In clear contrast to Korean stockholders, who get the smallest of dividends in the OECD, conglomerate chiefs and their family members received huge dividends last year from their unlisted affiliates.
The amount includes dividends from money-losing operations, and this has once again aroused skepticism about the integrity of Korea’s family-owned conglomerates.
According to a corporate audit report submitted to the Financial Supervisory Service on Monday, Booyoung Group’s chairman Lee Joong-keun and his son Lee Sung-hoon received a total of 10 billion won ($9.6 million) in dividends from a civil engineering affiliate.
In sharp contrast, the company’s total net profit in 2013 reached just 770 million won.
Chairman Lee also took dividends from other affiliates. In total, he raked in 27.8 billion won. Booyoung is the nation’s 28th-largest conglomerate but all of its affiliates are currently unlisted.
Similarly, Hyundai Group’s struggling IT service provider Hyundai U&I recorded a 9.2 billion won deficit last year but allocated 1.2 billion won and 200 million won to Hyun Jeong-eun and her daughter Chung Ji-ee respectively.
Hyosung chief executive Cho Hyun-joon and KCC chief executive Chung Mong-ick, too, received 4.4 billion won and 4 billion from their unlisted affiliates, the data showed.
Samsung, the nation’s largest conglomerate, used its unlisted companies such as Samsung SDS and Samsung Fund to pay 2.2 billion won and 1.4 billion to heir apparent Lee Jay-yong.
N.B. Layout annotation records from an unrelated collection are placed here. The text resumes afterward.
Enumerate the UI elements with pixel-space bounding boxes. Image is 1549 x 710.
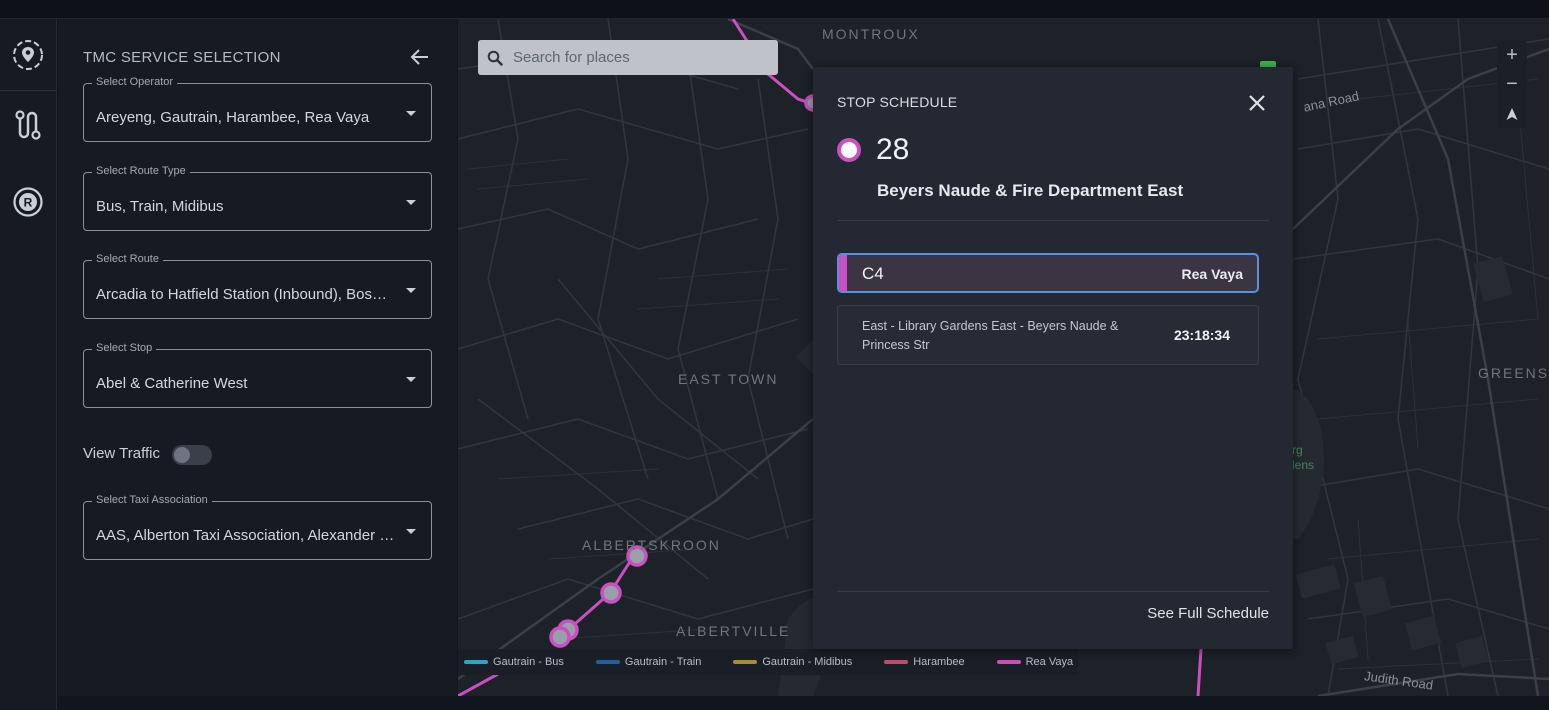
legend-item: Gautrain - Bus bbox=[464, 656, 564, 668]
trip-time: 23:18:34 bbox=[1173, 327, 1230, 343]
stop-select-label: Select Stop bbox=[92, 342, 157, 354]
top-bar bbox=[0, 0, 1549, 19]
map-location-icon[interactable] bbox=[10, 37, 46, 73]
see-full-schedule-link[interactable]: See Full Schedule bbox=[1147, 605, 1269, 622]
zoom-in-button[interactable]: + bbox=[1497, 41, 1527, 70]
legend-swatch bbox=[884, 660, 909, 664]
close-icon[interactable] bbox=[1247, 93, 1267, 113]
legend-swatch bbox=[595, 660, 620, 664]
route-card[interactable]: C4 Rea Vaya bbox=[837, 253, 1259, 293]
route-operator: Rea Vaya bbox=[1181, 266, 1244, 282]
stop-select[interactable]: Select Stop Abel & Catherine West bbox=[83, 342, 432, 408]
stop-marker-icon bbox=[837, 138, 861, 162]
legend-item: Rea Vaya bbox=[996, 656, 1074, 668]
area-label-east-town: EAST TOWN bbox=[678, 371, 779, 387]
operator-select-label: Select Operator bbox=[92, 76, 178, 88]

Lee’s sisters, Boo-jin and Seo-hyun, also took 750 million won each from Samsung SDS.
Meanwhile, Kyowon, a group specializing in educational content and water purifiers, distributed 20.3 billion won to its group chairman Chang Pyung-soon, thus beating many of the top-ranking conglomerates.
Considering that 420 among 1,098 unlisted companies have not yet submitted their report to the FSS, the actual amount paid out to conglomerate chiefs is expected to be much higher than reported.
Though there is no legal ceiling on the amount of dividends, the huge sum raked up by chairpersons and their families drew criticism, especially among ordinary shareholders whose average dividend rate was around 1 percent, the lowest among OECD states.
“Unlisted companies of major conglomerates are often used for internal transactions and their profits are directly transferred to the dominant family members,” said an official of the financial watchdog.